Yes, it's possible though usually complicated.
If you have a sphere of water at 0ºC and put it in a freezer at some temperature T that is below zero then the rate of heat flow out from the sphere would be approximately given by Newton's law of cooling. If the cooling rate is slow, and you can make the approximation that the temperature within the water is constant then the heat flow per unit area will be constant while the water is freezing. The time to freeze would be the total latent heat of fusion divided by the heat flow rate per unit area divided by the total surface area.
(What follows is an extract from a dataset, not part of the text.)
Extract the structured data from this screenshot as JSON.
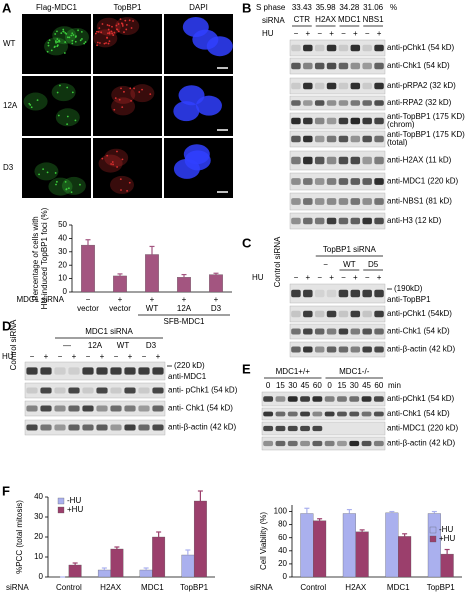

However even in this simplified situation we don't know the constant of proportionality in Newton's law, and this will depend on the details of the environment e.g. speed of air currents. The best we could do is make conclusions like the freezing time will be proportional to the sphere radius because it's proportional to volume divided by area. We should also find the time is inversely proportional to the temperature difference.
Life gets more complicated when the cooling rate is too fast for us to assume no temperature gradient within the water. For example a skin of ice would form on the outside, and ice is a better insulator than water (because you get convection currents in water). In that case the rate of heat flow (and therefore freezing) would be inversely proportional to the thickness of the skin of ice.
A last complication is that water readily supercools. You can only assume the water will freeze at eactly 0ºC if there's no barrier to nucleation of ice crystals.